# Couple Exotics



## Jdsixtyone (May 1, 2013)

Haven't posted for awhile so I thought I would. Today I managed to get some time off training and popped into a local pet shop. I have to say some of the animals they have here are pretty cool and I thought I would share a few photos with you guys! 
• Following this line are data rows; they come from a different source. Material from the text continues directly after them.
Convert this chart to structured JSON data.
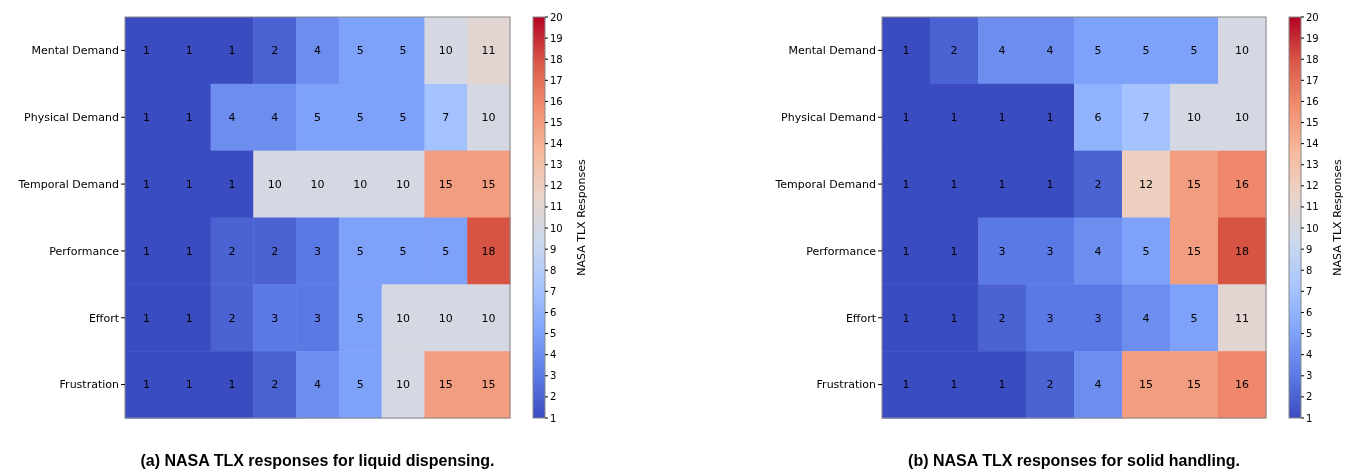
{
  "chart_data": [
    {
      "type": "heatmap",
      "title": "(a) NASA TLX responses for liquid dispensing.",
      "clabel": "NASA TLX Responses",
      "categories": [
        null,
        null,
        null,
        null,
        null,
        null,
        null,
        null,
        null
      ],
      "y_categories": [
        "Mental Demand",
        "Physical Demand",
        "Temporal Demand",
        "Performance",
        "Effort",
        "Frustration"
      ],
      "cells": [
        [
          1,
          1,
          1,
          2,
          4,
          5,
          5,
          10,
          11
        ],
        [
          1,
          1,
          4,
          4,
          5,
          5,
          5,
          7,
          10
        ],
        [
          1,
          1,
          1,
          10,
          10,
          10,
          10,
          15,
          15
        ],
        [
          1,
          1,
          2,
          2,
          3,
          5,
          5,
          5,
          18
        ],
        [
          1,
          1,
          2,
          3,
          3,
          5,
          10,
          10,
          10
        ],
        [
          1,
          1,
          1,
          2,
          4,
          5,
          10,
          15,
          15
        ]
      ],
      "clim": [
        1,
        20
      ],
      "cticks": [
        1,
        2,
        3,
        4,
        5,
        6,
        7,
        8,
        9,
        10,
        11,
        12,
        13,
        14,
        15,
        16,
        17,
        18,
        19,
        20
      ],
      "data_labels": true
    },
    {
      "type": "heatmap",
      "title": "(b) NASA TLX responses for solid handling.",
      "clabel": "NASA TLX Responses",
      "categories": [
        null,
        null,
        null,
        null,
        null,
        null,
        null,
        null
      ],
      "y_categories": [
        "Mental Demand",
        "Physical Demand",
        "Temporal Demand",
        "Performance",
        "Effort",
        "Frustration"
      ],
      "cells": [
        [
          1,
          2,
          4,
          4,
          5,
          5,
          5,
          10
        ],
        [
          1,
          1,
          1,
          1,
          6,
          7,
          10,
          10
        ],
        [
          1,
          1,
          1,
          1,
          2,
          12,
          15,
          16
        ],
        [
          1,
          1,
          3,
          3,
          4,
          5,
          15,
          18
        ],
        [
          1,
          1,
          2,
          3,
          3,
          4,
          5,
          11
        ],
        [
          1,
          1,
          1,
          2,
          4,
          15,
          15,
          16
        ]
      ],
      "clim": [
        1,
        20
      ],
      "cticks": [
        1,
        2,
        3,
        4,
        5,
        6,
        7,
        8,
        9,
        10,
        11,
        12,
        13,
        14,
        15,
        16,
        17,
        18,
        19,
        20
      ],
      "data_labels": true
    }
  ]
}
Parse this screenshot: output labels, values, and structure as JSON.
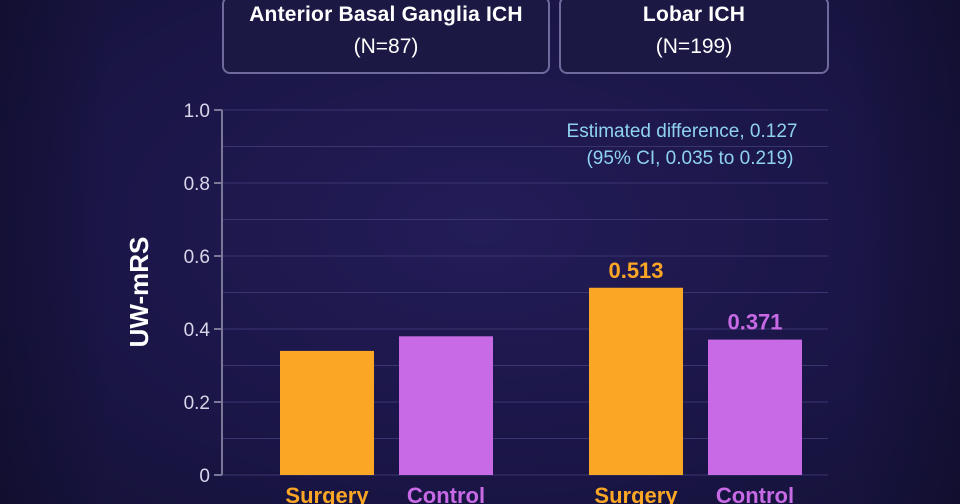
{
  "groups": [
    {
      "name": "Anterior Basal Ganglia ICH",
      "n": "(N=87)"
    },
    {
      "name": "Lobar ICH",
      "n": "(N=199)"
    }
  ],
  "annotation": {
    "line1": "Estimated difference, 0.127",
    "line2": "(95% CI, 0.035 to 0.219)"
  },
  "colors": {
    "surgery": "#fba625",
    "control": "#c86ae6",
    "annotation": "#8fd2f0"
  },
  "chart_data": {
    "type": "bar",
    "ylabel": "UW-mRS",
    "ylim": [
      0,
      1.0
    ],
    "yticks": [
      0,
      0.2,
      0.4,
      0.6,
      0.8,
      1.0
    ],
    "ytick_labels": [
      "0",
      "0.2",
      "0.4",
      "0.6",
      "0.8",
      "1.0"
    ],
    "groups": [
      "Anterior Basal Ganglia ICH",
      "Lobar ICH"
    ],
    "categories": [
      "Surgery",
      "Control"
    ],
    "series": [
      {
        "group": "Anterior Basal Ganglia ICH",
        "values": [
          0.34,
          0.38
        ],
        "labels": [
          "",
          ""
        ]
      },
      {
        "group": "Lobar ICH",
        "values": [
          0.513,
          0.371
        ],
        "labels": [
          "0.513",
          "0.371"
        ]
      }
    ],
    "grid": true
  }
}
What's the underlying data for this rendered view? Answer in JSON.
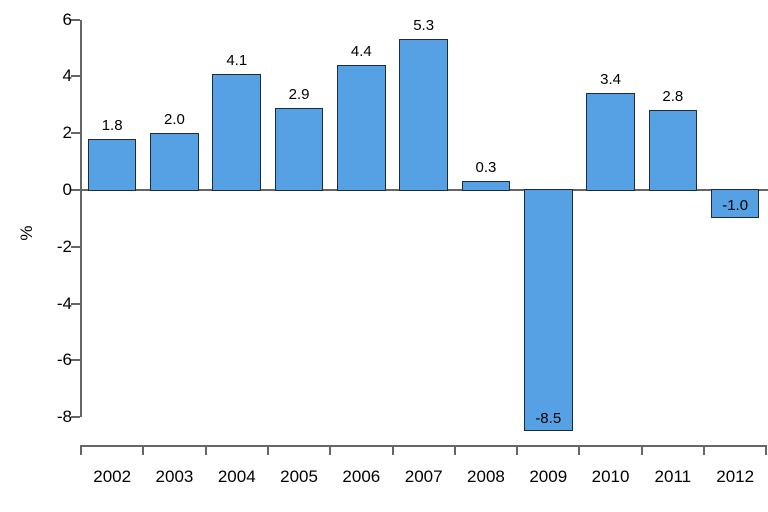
{
  "chart_data": {
    "type": "bar",
    "title": "",
    "xlabel": "",
    "ylabel": "%",
    "categories": [
      "2002",
      "2003",
      "2004",
      "2005",
      "2006",
      "2007",
      "2008",
      "2009",
      "2010",
      "2011",
      "2012"
    ],
    "values": [
      1.8,
      2.0,
      4.1,
      2.9,
      4.4,
      5.3,
      0.3,
      -8.5,
      3.4,
      2.8,
      -1.0
    ],
    "value_labels": [
      "1.8",
      "2.0",
      "4.1",
      "2.9",
      "4.4",
      "5.3",
      "0.3",
      "-8.5",
      "3.4",
      "2.8",
      "-1.0"
    ],
    "y_ticks": [
      6,
      4,
      2,
      0,
      -2,
      -4,
      -6,
      -8
    ],
    "ylim": [
      -8,
      6
    ],
    "grid": false,
    "legend": false,
    "bar_color": "#56a1e3",
    "bar_border_color": "#1e2b3a",
    "axis_color": "#666666",
    "text_color": "#000000",
    "background_color": "#ffffff"
  }
}
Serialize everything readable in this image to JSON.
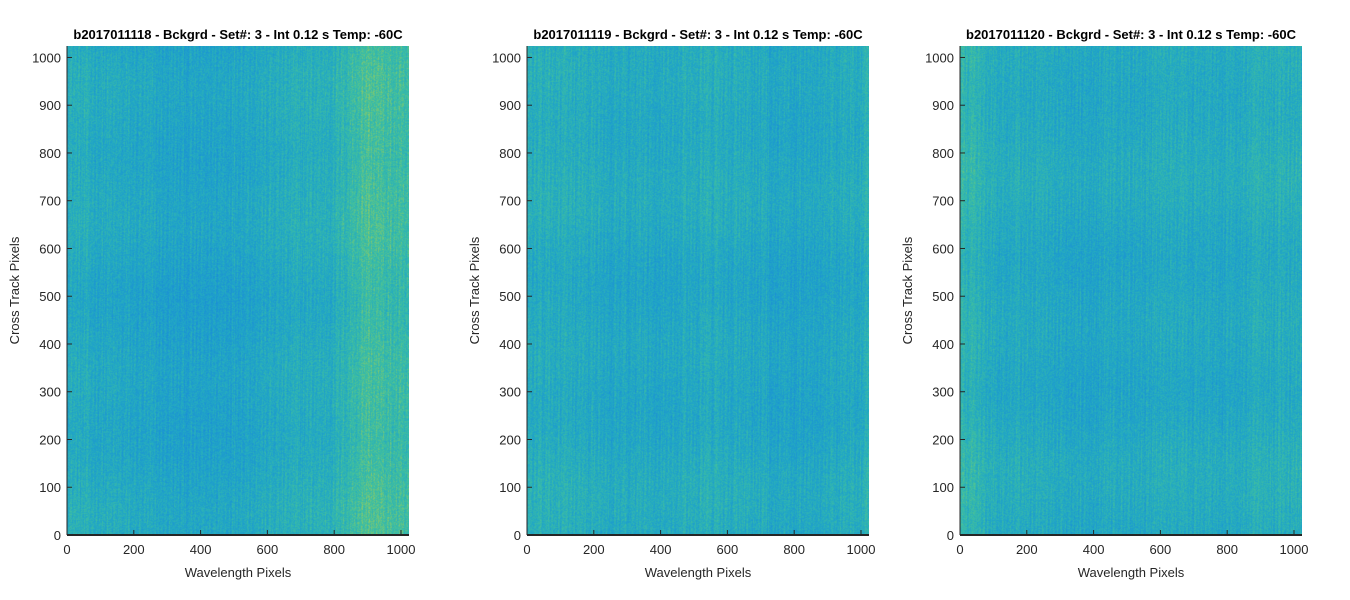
{
  "chart_data": [
    {
      "type": "heatmap",
      "title": "b2017011118 - Bckgrd - Set#: 3 - Int 0.12 s Temp: -60C",
      "xlabel": "Wavelength Pixels",
      "ylabel": "Cross Track Pixels",
      "xlim": [
        0,
        1024
      ],
      "ylim": [
        0,
        1024
      ],
      "xticks": [
        0,
        200,
        400,
        600,
        800,
        1000
      ],
      "yticks": [
        0,
        100,
        200,
        300,
        400,
        500,
        600,
        700,
        800,
        900,
        1000
      ],
      "colormap": [
        "#1a8fd6",
        "#22a8c4",
        "#3fbfa0",
        "#9ccc5a"
      ],
      "column_intensity_profile": {
        "x": [
          0,
          100,
          200,
          300,
          400,
          500,
          600,
          700,
          800,
          850,
          900,
          950,
          1024
        ],
        "level": [
          0.4,
          0.34,
          0.3,
          0.26,
          0.24,
          0.3,
          0.34,
          0.38,
          0.42,
          0.55,
          0.68,
          0.62,
          0.55
        ]
      },
      "grid": false
    },
    {
      "type": "heatmap",
      "title": "b2017011119 - Bckgrd - Set#: 3 - Int 0.12 s Temp: -60C",
      "xlabel": "Wavelength Pixels",
      "ylabel": "Cross Track Pixels",
      "xlim": [
        0,
        1024
      ],
      "ylim": [
        0,
        1024
      ],
      "xticks": [
        0,
        200,
        400,
        600,
        800,
        1000
      ],
      "yticks": [
        0,
        100,
        200,
        300,
        400,
        500,
        600,
        700,
        800,
        900,
        1000
      ],
      "colormap": [
        "#1a8fd6",
        "#22a8c4",
        "#3fbfa0",
        "#9ccc5a"
      ],
      "column_intensity_profile": {
        "x": [
          0,
          100,
          200,
          300,
          400,
          500,
          600,
          700,
          800,
          900,
          1024
        ],
        "level": [
          0.4,
          0.38,
          0.35,
          0.33,
          0.34,
          0.38,
          0.36,
          0.32,
          0.28,
          0.34,
          0.4
        ]
      },
      "grid": false
    },
    {
      "type": "heatmap",
      "title": "b2017011120 - Bckgrd - Set#: 3 - Int 0.12 s Temp: -60C",
      "xlabel": "Wavelength Pixels",
      "ylabel": "Cross Track Pixels",
      "xlim": [
        0,
        1024
      ],
      "ylim": [
        0,
        1024
      ],
      "xticks": [
        0,
        200,
        400,
        600,
        800,
        1000
      ],
      "yticks": [
        0,
        100,
        200,
        300,
        400,
        500,
        600,
        700,
        800,
        900,
        1000
      ],
      "colormap": [
        "#1a8fd6",
        "#22a8c4",
        "#3fbfa0",
        "#9ccc5a"
      ],
      "column_intensity_profile": {
        "x": [
          0,
          50,
          100,
          200,
          300,
          400,
          500,
          600,
          700,
          800,
          900,
          1024
        ],
        "level": [
          0.55,
          0.45,
          0.38,
          0.36,
          0.34,
          0.32,
          0.34,
          0.36,
          0.34,
          0.33,
          0.38,
          0.42
        ]
      },
      "grid": false
    }
  ]
}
(Here's a photo of my home away from home.)


----------



## Shotta (May 1, 2013)

awesome !! thanks for sharing!!!


----------



## saintanger (May 1, 2013)

love the beardies and frilly pic.


----------



## ericrs (May 1, 2013)

what kind of racing you doing at the moment? i assume tha is a trailer your in. judging by the tiedown rails on the floor and the k&n air filter foam in a can .


----------



## bohdi13 (May 1, 2013)

awesome boas and euromastyx (not sure if right spelling)


----------



## JM1982 (May 1, 2013)

Love the boas, thx for sharing!


----------



## Jdsixtyone (May 1, 2013)

@Ericrs - Yes, you're correct that photo is inside the semi and the form of racing is Motocross but we're currently in the Supercross season.


----------



## beardedman (May 13, 2013)

NOOOOOO WAY U HAVE UROMASTYX AND CRESTIES if someone offered me either of those i would buy them i dont care if there exotic they are my dream reptile


----------



## sharky (May 13, 2013)

Oooh! Love the iggies ^.^ Super jealous mate  Enjoy the new species you can get over there! So much variety


----------



## Ambush (May 13, 2013)

Take a look at Reptile Island in Cali. Had some great varieties. Nice Pics. I miss California.


----------